Now, we write another mandatory reset_state() method:
def result(self):
# Calculate precision: TP / (TP + FP)
precision = self.true_positives / (self.true_positives + self.false_positives + 1e-7)
# Calculate recall: TP / (TP + FN)
recall = self.true_positives / (self.true_positives + self.false_negatives + 1e-7)
# Calculate F1: 2 * (precision * recall) / (precision + recall)
return 2 * precision * recall / (precision + recall + 1e-7)
This is the method that actually calculates the F1 score from the accumulated counts at the end of the epoch.
Then, we have one final method to reset the state (the counts):
def reset_state(self):
# Reset all accumulators to zero at the start of each epoch
self.true_positives.assign(0)
self.false_positives.assign(0)
self.false_negatives.assign(0)
Here is the full class:
from keras.metrics import Metric
class CustomF1Score(Metric):
def __init__(self, name="custom_f1_score", **kwargs):
super().__init__(name=name, **kwargs)
# Initialize metric state variables
self.true_positives = self.add_weight(name="tp", initializer="zeros")
self.false_positives = self.add_weight(name="fp", initializer="zeros")
self.false_negatives = self.add_weight(name="fn", initializer="zeros")
def update_state(self, y_true, y_pred, sample_weight=None):
y_pred = ops.cast(y_pred > 0.5, "float32")
y_true = ops.cast(y_true, "float32")
self.true_positives.assign_add(ops.sum(y_true * y_pred))
self.false_positives.assign_add(ops.sum((1 - y_true) * y_pred))

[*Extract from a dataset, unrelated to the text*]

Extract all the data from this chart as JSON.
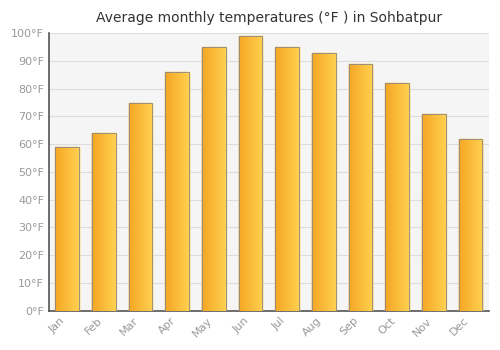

self.false_negatives.assign_add(ops.sum(y_true * (1 - y_pred)))
def result(self):
precision = self.true_positives / (
self.true_positives + self.false_positives + 1e-7
)
recall = self.true_positives / (
self.true_positives + self.false_negatives + 1e-7
)
return 2 * precision * recall / (precision + recall + 1e-7)
def reset_state(self):
self.true_positives.assign(0)
self.false_positives.assign(0)
self.false_negatives.assign(0)
Now, let’s pass this metric to another model training session under a new Neptune experiment:
run = neptune.init_run(
api_token=os.getenv("NEPTUNE_API_TOKEN"),
project=my_project,
tags=["custom_f1_class"],
)
neptune_callback = NeptuneCallback(run=run)
# Build and compile model
model = build_model(x_tr, y_tr, x_val, y_val, epochs=n_epochs)
model.compile(
loss="binary_crossentropy",
optimizer="sgd",
metrics=[
CustomF1Score(),
"accuracy",
],
)
# Train model
history = model.fit(
x_tr,
y_tr,
epochs=n_epochs,
batch_size=batch_size,
validation_data=(x_val, y_val),
verbose=1,
callbacks=[neptune_callback],
)
run.stop()
The only difference above is how we pass the metric to the compile method. Before, we passed the metric using the keras.metrics package. Now, we just have to pass an instance of our custom metric class.
After training finishes, let’s investigate the performance of the model again:
And we find that the scores are consistent with batch-wise calculations, so our approach was correct!
Final thoughts
Now you have two ways to calculate and monitor the F1 score in your neural network models. Similar procedures can be applied for recall and precision if they are your measures of interest. I hope this guide simplifies your experience with model evaluation. For more details, you can explore the Neptune community project, which is available now.
One last note: While the CustomF1Score class only calculates the F1 score, it doesn’t imply that the model is actively trained to optimize the F1 score. To ‘train’ the model with F1 optimization as the goal—which sometimes is preferred for handling imbalanced classification—we need additional model configurations and specialized callbacks.
Thanks for reading, and happy experimenting!